Continuing our series of deep learning updates, we pulled together some of the awesome resources that have emerged since our last post on September 20th. In case you missed it, here are our past updates: September part 1, August part 2, August part 1, July part 2, July part 1, June, and the original set of 20+ resources we outlined in April. As always, this list is not comprehensive, so let us know if there’s something we should add, or if you’re interested in discussing this area further.
Open Sourcing 223GB of Driving Data by Oliver Cameron of Udacity. 223GB of image frames and log data from 70 minutes of driving in Mountain View on two separate days. Log data includes latitude, longitude, gear, brake, throttle, steering angles and speed. GitHub repo here.
ImageNet 2016: Large Scale Visual Recognition Challenge results (ILSVRC 2016). A yearly seminal competition where teams correctly classify and detect objects and scenes in images. The teams operate at the bleeding-edge of image recognition — learn about the teams here.
Generating Faces with Deconvolution Networks by Michael Flynn. Neural networks that generate and interpolate between faces, based on a large publicly available dataset. Inspired by this paper on image generation. GitHub repo here.
Youtube-8M Dataset by Google. 8 million video IDs and associated labels from over 4800 visual entities (e.g. vehicle, concert, music video, etc.), making it possible to advance research & applications of video understanding. Blog post here.
Deep3D: Automatic 2D-to-3D Video Conversion with CNNs by Eric Junyuan Xie. 3D videos are typically produced in one of two ways: shooting with a special 3D camera or shooting in 2D and manually convert to 3D — both are hard. This project demonstrates automatic 2D-to-3D conversion, so you could potentially take a 3D selfie with an ordinary smartphone.
Open Sourcing a Deep Learning Solution for Detecting NSFW Images by Yahoo. An open-source classifier for identifying NSFW content, based on a CNN architecture and implemented with Caffe. GitHub repo here.
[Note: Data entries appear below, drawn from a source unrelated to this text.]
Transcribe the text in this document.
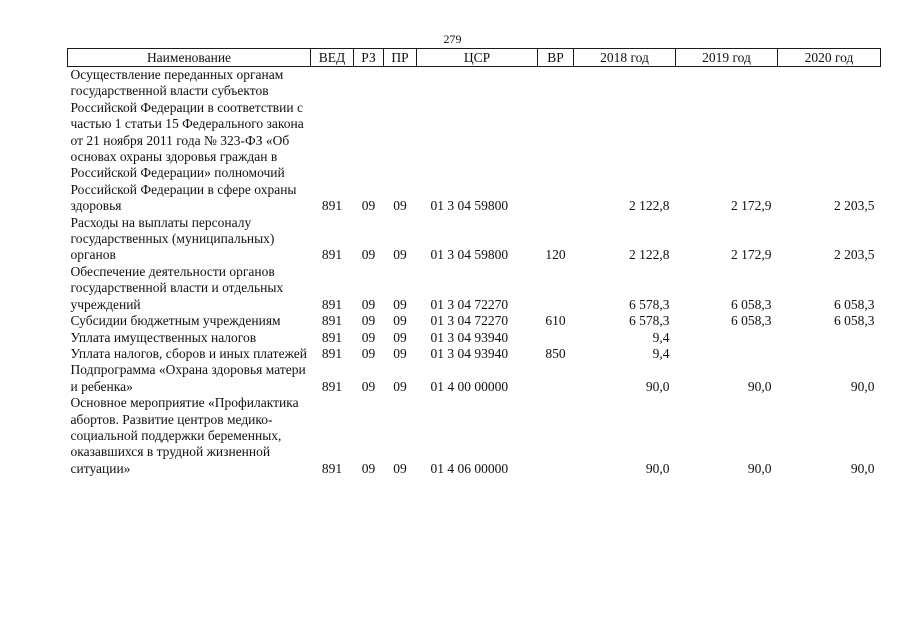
279
Наименование	ВЕД	РЗ	ПР	ЦСР	ВР	2018 год	2019 год	2020 год
Осуществление переданных органам государственной власти субъектов Российской Федерации в соответствии с частью 1 статьи 15 Федерального закона от 21 ноября 2011 года № 323-ФЗ «Об основах охраны здоровья граждан в Российской Федерации» полномочий Российской Федерации в сфере охраны здоровья	891	09	09	01 3 04 59800		2 122,8	2 172,9	2 203,5
Расходы на выплаты персоналу государственных (муниципальных) органов	891	09	09	01 3 04 59800	120	2 122,8	2 172,9	2 203,5
Обеспечение деятельности органов государственной власти и отдельных учреждений	891	09	09	01 3 04 72270		6 578,3	6 058,3	6 058,3
Субсидии бюджетным учреждениям	891	09	09	01 3 04 72270	610	6 578,3	6 058,3	6 058,3
Уплата имущественных налогов	891	09	09	01 3 04 93940		9,4		
Уплата налогов, сборов и иных платежей	891	09	09	01 3 04 93940	850	9,4		
Подпрограмма «Охрана здоровья матери и ребенка»	891	09	09	01 4 00 00000		90,0	90,0	90,0
Основное мероприятие «Профилактика абортов. Развитие центров медико-социальной поддержки беременных, оказавшихся в трудной жизненной ситуации»	891	09	09	01 4 06 00000		90,0	90,0	90,0
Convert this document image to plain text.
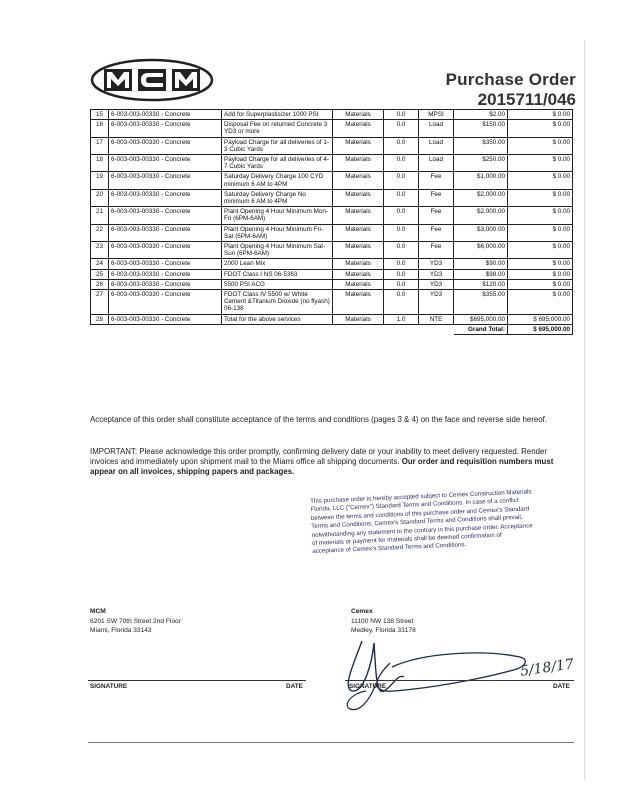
Purchase Order
2015711/046
15	6-003-003-00330 - Concrete	Add for Superplastisizer 1000 PSI	Materials	0.0	MPSI	$2.00	$ 0.00
16	6-003-003-00330 - Concrete	Disposal Fee on returned Concrete 3 YD3 or more	Materials	0.0	Load	$150.00	$ 0.00
17	6-003-003-00330 - Concrete	Payload Charge for all deliveries of 1-3 Cubic Yards	Materials	0.0	Load	$350.00	$ 0.00
18	6-003-003-00330 - Concrete	Payload Charge for all deliveries of 4-7 Cubic Yards	Materials	0.0	Load	$250.00	$ 0.00
19	6-003-003-00330 - Concrete	Saturday Delivery Charge 100 CYD minimum 6 AM to 4PM	Materials	0.0	Fee	$1,000.00	$ 0.00
20	6-003-003-00330 - Concrete	Saturday Delivery Charge No minimum 6 AM to 4PM	Materials	0.0	Fee	$2,000.00	$ 0.00
21	6-003-003-00330 - Concrete	Plant Opening 4 Hour Minimum Mon-Fri (6PM-6AM)	Materials	0.0	Fee	$2,000.00	$ 0.00
22	6-003-003-00330 - Concrete	Plant Opening 4 Hour Minimum Fri-Sat (6PM-6AM)	Materials	0.0	Fee	$3,000.00	$ 0.00
23	6-003-003-00330 - Concrete	Plant Opening 4 Hour Minimum Sat-Sun (6PM-6AM)	Materials	0.0	Fee	$6,000.00	$ 0.00
24	6-003-003-00330 - Concrete	2000 Lean Mix	Materials	0.0	YD3	$90.00	$ 0.00
25	6-003-003-00330 - Concrete	FDOT Class I NS 06-5363	Materials	0.0	YD3	$98.00	$ 0.00
26	6-003-003-00330 - Concrete	5500 PSI ACG	Materials	0.0	YD3	$120.00	$ 0.00
27	6-003-003-00330 - Concrete	FDOT Class IV 5500 w/ White Cement &Titanium Dioxide (no flyash) 06-138	Materials	0.0	YD3	$355.00	$ 0.00
28	6-003-003-00330 - Concrete	Total for the above services	Materials	1.0	NTE	$695,000.00	$ 695,000.00
						Grand Total:	$ 695,000.00
Acceptance of this order shall constitute acceptance of the terms and conditions (pages 3 & 4) on the face and reverse side hereof.
IMPORTANT: Please acknowledge this order promptly, confirming delivery date or your inability to meet delivery requested. Render invoices and immediately upon shipment mail to the Miami office all shipping documents. Our order and requisition numbers must appear on all invoices, shipping papers and packages.
This purchase order is hereby accepted subject to Cemex Construction Materials Florida, LLC ("Cemex") Standard Terms and Conditions. In case of a conflict between the terms and conditions of this purchase order and Cemex's Standard Terms and Conditions, Cemex's Standard Terms and Conditions shall prevail, notwithstanding any statement to the contrary in this purchase order. Acceptance of materials or payment for materials shall be deemed confirmation of acceptance of Cemex's Standard Terms and Conditions.
MCM
6201 SW 70th Street 2nd Floor
Miami, Florida 33143
Cemex
11100 NW 138 Street
Medley, Florida 33178
5/18/17
SIGNATURE	DATE	SIGNATURE	DATE
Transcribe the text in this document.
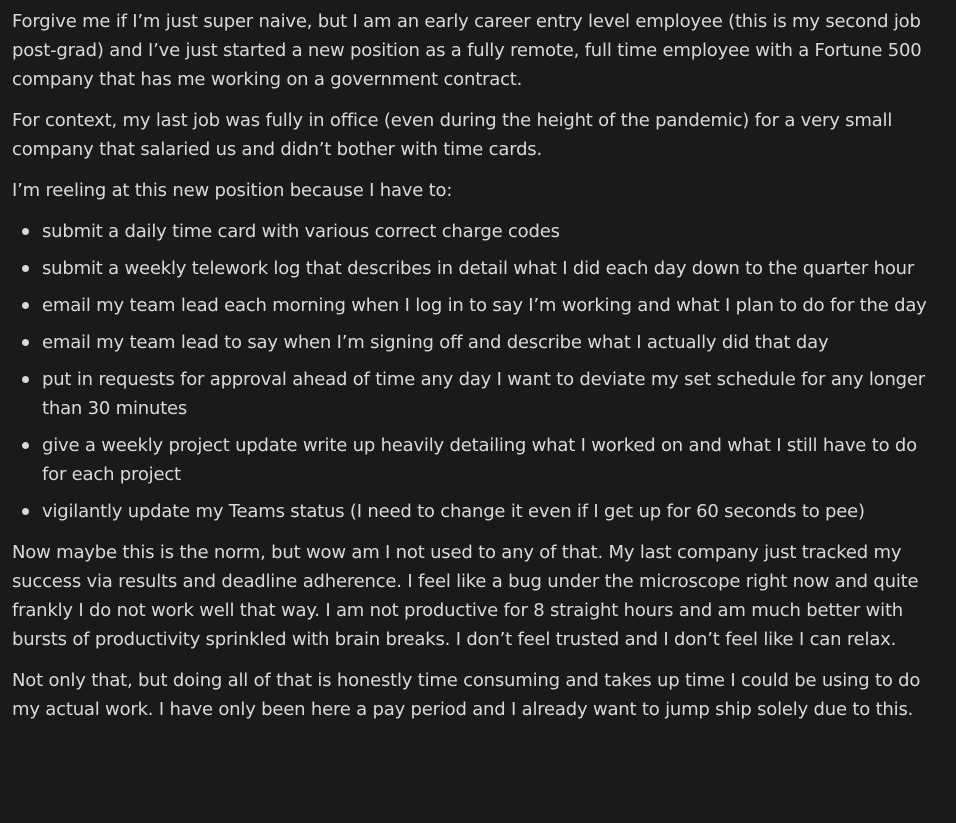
Forgive me if I’m just super naive, but I am an early career entry level employee (this is my second job post-grad) and I’ve just started a new position as a fully remote, full time employee with a Fortune 500 company that has me working on a government contract.

For context, my last job was fully in office (even during the height of the pandemic) for a very small company that salaried us and didn’t bother with time cards.

I’m reeling at this new position because I have to:

submit a daily time card with various correct charge codes
submit a weekly telework log that describes in detail what I did each day down to the quarter hour
email my team lead each morning when I log in to say I’m working and what I plan to do for the day
email my team lead to say when I’m signing off and describe what I actually did that day
put in requests for approval ahead of time any day I want to deviate my set schedule for any longer than 30 minutes
give a weekly project update write up heavily detailing what I worked on and what I still have to do for each project
vigilantly update my Teams status (I need to change it even if I get up for 60 seconds to pee)

Now maybe this is the norm, but wow am I not used to any of that. My last company just tracked my success via results and deadline adherence. I feel like a bug under the microscope right now and quite frankly I do not work well that way. I am not productive for 8 straight hours and am much better with bursts of productivity sprinkled with brain breaks. I don’t feel trusted and I don’t feel like I can relax.

Not only that, but doing all of that is honestly time consuming and takes up time I could be using to do my actual work. I have only been here a pay period and I already want to jump ship solely due to this.
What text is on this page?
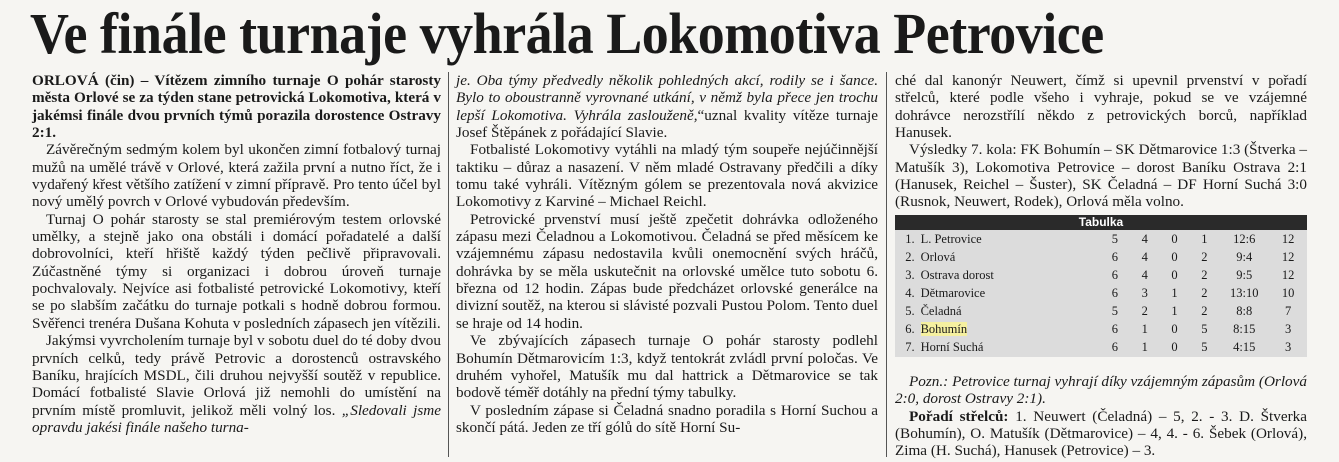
Ve finále turnaje vyhrála Lokomotiva Petrovice

ORLOVÁ (čin) – Vítězem zimního turnaje O pohár starosty města Orlové se za týden stane petrovická Lokomotiva, která v jakémsi finále dvou prvních týmů porazila dorostence Ostravy 2:1.

Závěrečným sedmým kolem byl ukončen zimní fotbalový turnaj mužů na umělé trávě v Orlové, která zažila první a nutno říct, že i vydařený křest většího zatížení v zimní přípravě. Pro tento účel byl nový umělý povrch v Orlové vybudován především.

Turnaj O pohár starosty se stal premiérovým testem orlovské umělky, a stejně jako ona obstáli i domácí pořadatelé a další dobrovolníci, kteří hřiště každý týden pečlivě připravovali. Zúčastněné týmy si organizaci i dobrou úroveň turnaje pochvalovaly. Nejvíce asi fotbalisté petrovické Lokomotivy, kteří se po slabším začátku do turnaje potkali s hodně dobrou formou. Svěřenci trenéra Dušana Kohuta v posledních zápasech jen vítězili.

Jakýmsi vyvrcholením turnaje byl v sobotu duel do té doby dvou prvních celků, tedy právě Petrovic a dorostenců ostravského Baníku, hrajících MSDL, čili druhou nejvyšší soutěž v republice. Domácí fotbalisté Slavie Orlová již nemohli do umístění na prvním místě promluvit, jelikož měli volný los. „Sledovali jsme opravdu jakési finále našeho turna-

je. Oba týmy předvedly několik pohledných akcí, rodily se i šance. Bylo to oboustranně vyrovnané utkání, v němž byla přece jen trochu lepší Lokomotiva. Vyhrála zaslouženě,“uznal kvality vítěze turnaje Josef Štěpánek z pořádající Slavie.

Fotbalisté Lokomotivy vytáhli na mladý tým soupeře nejúčinnější taktiku – důraz a nasazení. V něm mladé Ostravany předčili a díky tomu také vyhráli. Vítězným gólem se prezentovala nová akvizice Lokomotivy z Karviné – Michael Reichl.

Petrovické prvenství musí ještě zpečetit dohrávka odloženého zápasu mezi Čeladnou a Lokomotivou. Čeladná se před měsícem ke vzájemnému zápasu nedostavila kvůli onemocnění svých hráčů, dohrávka by se měla uskutečnit na orlovské umělce tuto sobotu 6. března od 12 hodin. Zápas bude předcházet orlovské generálce na divizní soutěž, na kterou si slávisté pozvali Pustou Polom. Tento duel se hraje od 14 hodin.

Ve zbývajících zápasech turnaje O pohár starosty podlehl Bohumín Dětmarovicím 1:3, když tentokrát zvládl první poločas. Ve druhém vyhořel, Matušík mu dal hattrick a Dětmarovice se tak bodově téměř dotáhly na přední týmy tabulky.

V posledním zápase si Čeladná snadno poradila s Horní Suchou a skončí pátá. Jeden ze tří gólů do sítě Horní Su-

ché dal kanonýr Neuwert, čímž si upevnil prvenství v pořadí střelců, které podle všeho i vyhraje, pokud se ve vzájemné dohrávce nerozstřílí někdo z petrovických borců, například Hanusek.

Výsledky 7. kola: FK Bohumín – SK Dětmarovice 1:3 (Štverka – Matušík 3), Lokomotiva Petrovice – dorost Baníku Ostrava 2:1 (Hanusek, Reichel – Šuster), SK Čeladná – DF Horní Suchá 3:0 (Rusnok, Neuwert, Rodek), Orlová měla volno.

Tabulka
1.	L. Petrovice	5	4	0	1	12:6	12
2.	Orlová	6	4	0	2	9:4	12
3.	Ostrava dorost	6	4	0	2	9:5	12
4.	Dětmarovice	6	3	1	2	13:10	10
5.	Čeladná	5	2	1	2	8:8	7
6.	Bohumín	6	1	0	5	8:15	3
7.	Horní Suchá	6	1	0	5	4:15	3

Pozn.: Petrovice turnaj vyhrají díky vzájemným zápasům (Orlová 2:0, dorost Ostravy 2:1).

Pořadí střelců: 1. Neuwert (Čeladná) – 5, 2. - 3. D. Štverka (Bohumín), O. Matušík (Dětmarovice) – 4, 4. - 6. Šebek (Orlová), Zima (H. Suchá), Hanusek (Petrovice) – 3.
Anticipating Visual Representations from Unlabeled Video by MIT. Anticipating actions and objects via computer vision is hard (e.g. if someone is gesturing forward to shake hands). Humans do this through extensive experiential knowledge and inference — it’s much harder for a machine. This implementation trains deep neural networks to predict the visual representation of images in the future. Forbes article here.
TensorFlow in a Nutshell by Camron Godbout. A three part series that explains Google’s deep learning framework TensorFlow. The guides cover the basics, hybrid learning, and an overview of supported models. Part 1, part 2, and now, part 3.
The Neural Network Zoo by Fjodor Van Veen. A cheat sheet that covers many of the popular neural network architectures. Great way to keep track various architectures and their underlying structures and relations. The cheat sheet has descriptions of each architecture and links to their original academic papers.
Torch Video Tutorials by Alfredo Canziani. A video collection of intro tutorials on leveraging Torch, providing an overview of Lua, Torch, neural networks, CNNs, and relevant Torch packages. RNNs coming soon.
Show and Tell: image captioning open sourced in TensorFlow by Google Brain. Chris Shallue and his team make available their image captioning system. It’s faster to train, more detailed, and more accurate than past iterations. GitHub repo here. Original paper here.
The Alexa Prize by Amazon. A new annual competition for university students to advance the field of conversational AI. Participants develop a bot that converses coherently with humans for 20 minutes. The application process closes October 28, 2016 — apply here.
Bay Area Deep Learning School held at Stanford in late September and organized by Pieter Abbeel, Samy Bengio, and Andrew Ng. Speakers included Yoshua Bengio, Hugo Larochelle, Russ Salakhutdinov, and many others. All slide decks here and live stream videos from day 1 and day 2 are available.